At Beaver Queen Pageant, ‘let loose and be free’
In his red Dorothy shoes, sequined purple dress and giant beaver Pope hat, Ray Lingle was ready for the Big Beaver Revival.
At the 9th annual Beaver Queen Pageant at Duke Park Meadow Saturday, volunteers dressed up as beaver monks and nuns and fundraised for the Ellerbe Creek Watershed Association. The creek winds through the Duke Park neighborhood.
Women in hats big enough for Easter Sunday and men in glittery short skirts danced in the lawn as Lingle watched through his Coke-bottle glasses. Later that evening, six contestants would fight for the title of Beaver Queen. They’d dress up in formal wear. They’d answer tough questions and share their talents. It’s just like any ol’ beauty pageant, but with a tree-hugging twist.

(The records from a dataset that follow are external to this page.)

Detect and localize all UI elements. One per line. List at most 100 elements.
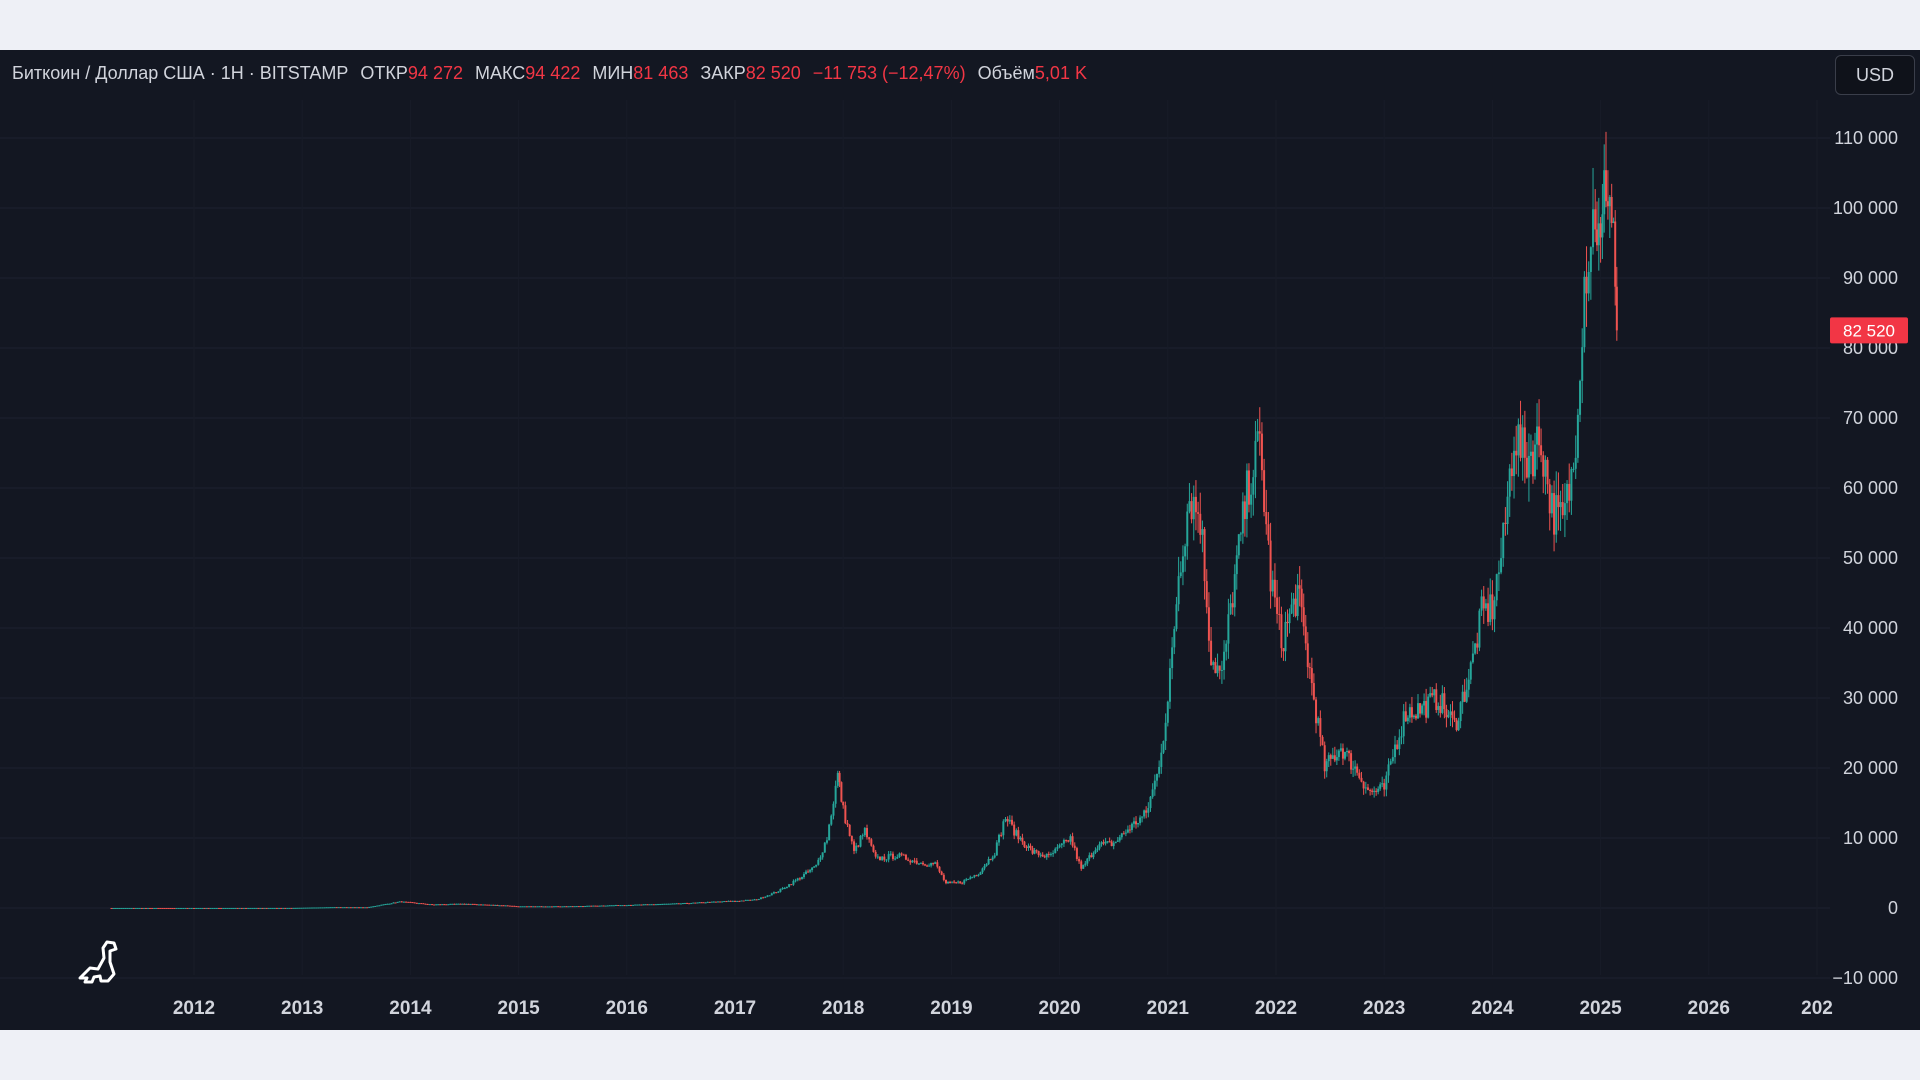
candle-body (1075, 848, 1078, 859)
candle-body (590, 905, 593, 907)
candle-body (1250, 494, 1253, 505)
candle-body (1366, 787, 1369, 790)
candle-body (627, 904, 630, 906)
candle-body (1278, 613, 1281, 615)
candle-body (1290, 604, 1293, 614)
candle-body (1441, 693, 1444, 713)
candle-body (484, 904, 487, 906)
candle-body (319, 907, 322, 909)
candle-body (386, 903, 389, 905)
candle-body (866, 828, 869, 838)
candle-body (1216, 665, 1219, 674)
time-axis: 2012 2013 2014 2015 2016 2017 2018 2019 2020 2021… (173, 998, 1833, 1019)
candle-body (548, 906, 551, 908)
candle-body (600, 905, 603, 907)
candle-body (1149, 796, 1152, 809)
candle-body (1227, 614, 1230, 644)
candle-body (594, 905, 597, 907)
candle-body (418, 903, 421, 905)
candle-body (1529, 451, 1532, 456)
candle-body (355, 907, 358, 909)
candle-body (271, 907, 274, 909)
candle-body (1177, 576, 1180, 605)
candle-body (138, 907, 141, 909)
candle-body (640, 904, 643, 906)
candle-body (550, 906, 553, 908)
candle-body (1110, 841, 1113, 847)
candle-body (555, 906, 558, 908)
candle-body (304, 907, 307, 909)
candle-body (913, 860, 916, 862)
candle-body (955, 882, 958, 884)
candle-body (142, 907, 145, 909)
candle-body (467, 903, 470, 905)
candle-body (471, 903, 474, 905)
candle-body (785, 886, 788, 889)
candle-body (199, 907, 202, 909)
candle-body (1606, 201, 1609, 207)
candle-body (1294, 598, 1297, 616)
candle-body (684, 902, 687, 904)
candle-body (197, 907, 200, 909)
candle-body (762, 897, 765, 899)
candle-body (461, 903, 464, 905)
time-tick-label: 2016 (606, 998, 648, 1019)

“You have to be all about it,” said Lingle, who won the pageant in 2011 with his beaver queen persona, Fur Pelton John. “You have to let loose and be free.”
On Saturday, he danced around as Pope Pelton.
The volunteers who’ve been around since the pageant started are called the O.B.s – Original Beavers. Many were dressed as those monks and nuns, but with painted brown beaver noses.
“Nine years ago this evening, we commandeered the park under the shroud of darkness,” said Kaferine de Nerve, also known as local activist and Duke Park resident Katherine O’Brien. The tight-knit neighborhood of 25 people started the glittery, twirling dance party of swinging beaver tails.
The Beaver Queen Pageant was born in 2005 after beavers flooded part of the I-85 expansion. The state wanted to kill the furry little workers, so the Duke Park neighborhood started thinking up ways to save the rodents.
The money raised through the pageant goes toward the Ellerbe Creek Watershed Association, which owns 340 acres of urban nature preserves.
Last year, the event raised $13,000 before costs, and this year’s goal, a volunteer said, was $10,000.
The annual pageant has taken on a cult-like following, and hundreds gather in the meadow for the party of the year. Food trucks lined the street, selling pizza and ice cream in nearly 90-degree weather, as families took to the shade on blankets and in lawn chairs.
Becky Payne, her dreadlock hair contained in a makeshift halo, received the nickname “Dreaded Beaver” years ago. She joined the movement after hearing about the pageant from one of her Aveda hair salon clients. The client had participated as a contestant nicknamed “Dirty Beaver.”
“One of her talents was interpretive slip-and-slide, and I thought, I had to be a part of that,” Payne said.
Payne was dressed in an angel robe, wielding a stick adorned with a stuffed beaver stuffed. On it, it said, “WWBD?” What Would Beavers Do?
Across from her, a girl dressed as a green bug ran around the yard and others twirled parasols as they danced. A booth was set up that read, “Beaver Confession,” where you could “buy your way to beaver heaven” for three to five dollars.
The Bulltown Strutters community parade band wailed “Rollin’ on the River” and the “Beaver Drag” in a New-Orleans, hillbilly music infusion. Musicians rocked out on the harmonica and banjo.
“This is what Durham is,” Payne said.
A family picnicking on blankets had black beaver tails jutting from their pants. Three-year-old Elliot Angerer enjoyed a Locopop while swinging his tail of stickers and rhinestones.
Friends Tammy Wells-Angerer and Grayson Leverenz decided it would be a fun craft project for the children.
“I told Tammy that this is one of my favorite things of the year,” Leverenz said. “It’s better than Christmas.”